Zechariah did not hesitate to put himself in line with the mighty forms of Isaiah, and Jeremiah, and Ezekiel, and Hosea. He, too, was a prophet. We claim, of course, no such authority for present utterers of that eternal message, but we do claim for our message a higher authority than the authority of this ancient Prophet. He felt that the word of God that was put into his lips was a new word, addressed to a new generation, and with new lessons for new circumstances, fitting as close to the wants of the little band of exiles as the former messages, which it succeeded, had fitted to the wants of their generation. We have no such change in the message, for Jesus Christ speaks to us all, speaks to all times and to all circumstances, and to every generation. And so, just as Zechariah based upon the history of the past his appeal for obedience and acceptance, the considerations which I have been trying to dwell upon bring with them stringent obligations to us who stand, however unworthy, in the place of the generations that are gone, as the hearers and ministers of the Word of God. Let me put two or three very simple and homely exhortations. First, see to it, brother, that you accept that Word. By acceptance I do not mean a mere negative attitude, which is very often the result of lack of interest, the negative attitude of simply not rejecting; but I mean the opening not only of your minds but of your hearts to it. For if what I have been saying is true, and the Word of God has for its highest manifestation Jesus Christ Himself, then you cannot accept a person by pure head-work. You must open your hearts and all your natures, and let Him come in with His love, with His pity, with His inspiration of strength and virtue and holiness, and you must yield yourselves wholly to Him. Think of the generations that are gone. Think of their brief moment when the great salvation was offered to them. Think of how, whether they received or rejected it, that Word took hold upon them. Think of how they regard it now, wherever they are in the dimness; and be you wise in time and be not as those of your fathers who rejected the Word.

Hold it fast. In this time of unrest make sure of your grasp of the eternal, central core of Christianity, Jesus Christ Himself, the divine-human Saviour of the world. There are too many of us whose faith oozes out at their finger ends, simply because they have so many around them that question and doubt and deny. Do not let the floating icebergs bring down your temperature; and have a better reason for not believing, if you do not believe, than that so many and such influential and authoritative men have ceased to believe. When Jesus asks, ‘Will ye also go away?’ our answer should be, ‘Lord, to whom shall we go? Thou hast the words of eternal life.’

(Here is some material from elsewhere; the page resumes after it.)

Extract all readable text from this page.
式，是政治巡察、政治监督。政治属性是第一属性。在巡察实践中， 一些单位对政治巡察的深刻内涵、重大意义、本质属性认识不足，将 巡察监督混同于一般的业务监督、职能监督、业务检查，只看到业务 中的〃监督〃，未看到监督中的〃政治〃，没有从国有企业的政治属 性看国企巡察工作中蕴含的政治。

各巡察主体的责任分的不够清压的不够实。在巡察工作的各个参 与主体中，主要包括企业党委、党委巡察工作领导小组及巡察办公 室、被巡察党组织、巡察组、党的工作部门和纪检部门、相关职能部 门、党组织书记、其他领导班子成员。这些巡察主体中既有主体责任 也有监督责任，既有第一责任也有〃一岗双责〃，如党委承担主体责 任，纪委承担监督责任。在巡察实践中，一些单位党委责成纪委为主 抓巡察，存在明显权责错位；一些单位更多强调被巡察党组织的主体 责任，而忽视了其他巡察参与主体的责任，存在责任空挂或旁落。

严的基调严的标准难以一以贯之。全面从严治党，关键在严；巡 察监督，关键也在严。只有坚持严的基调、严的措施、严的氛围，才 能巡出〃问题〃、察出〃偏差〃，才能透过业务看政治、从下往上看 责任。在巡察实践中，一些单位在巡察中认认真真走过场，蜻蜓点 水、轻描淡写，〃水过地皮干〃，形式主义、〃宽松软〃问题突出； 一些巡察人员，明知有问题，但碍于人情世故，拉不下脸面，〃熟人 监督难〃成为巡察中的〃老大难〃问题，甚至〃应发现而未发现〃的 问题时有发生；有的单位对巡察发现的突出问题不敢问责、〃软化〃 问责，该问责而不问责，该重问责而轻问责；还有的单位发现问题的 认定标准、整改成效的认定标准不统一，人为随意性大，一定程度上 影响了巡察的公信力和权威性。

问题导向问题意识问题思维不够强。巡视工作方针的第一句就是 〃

Accept Him, hold Him fast, trust to His guidance in present day questions. Zechariah felt that his message belonged to the generation to whom he spoke. It was a new message. We have no new message, but there are new truths to be evolved from the old message. The questionings and problems, social, economical, intellectual, moral-shall I say political?-of this day, will find their solution in that ancient word, ‘God so loved the world, that He gave His only begotten Son, that whosoever believeth in Him should not perish.’ There is the key to all problems. ‘In Him are hid all the treasures and wisdom of knowledge.’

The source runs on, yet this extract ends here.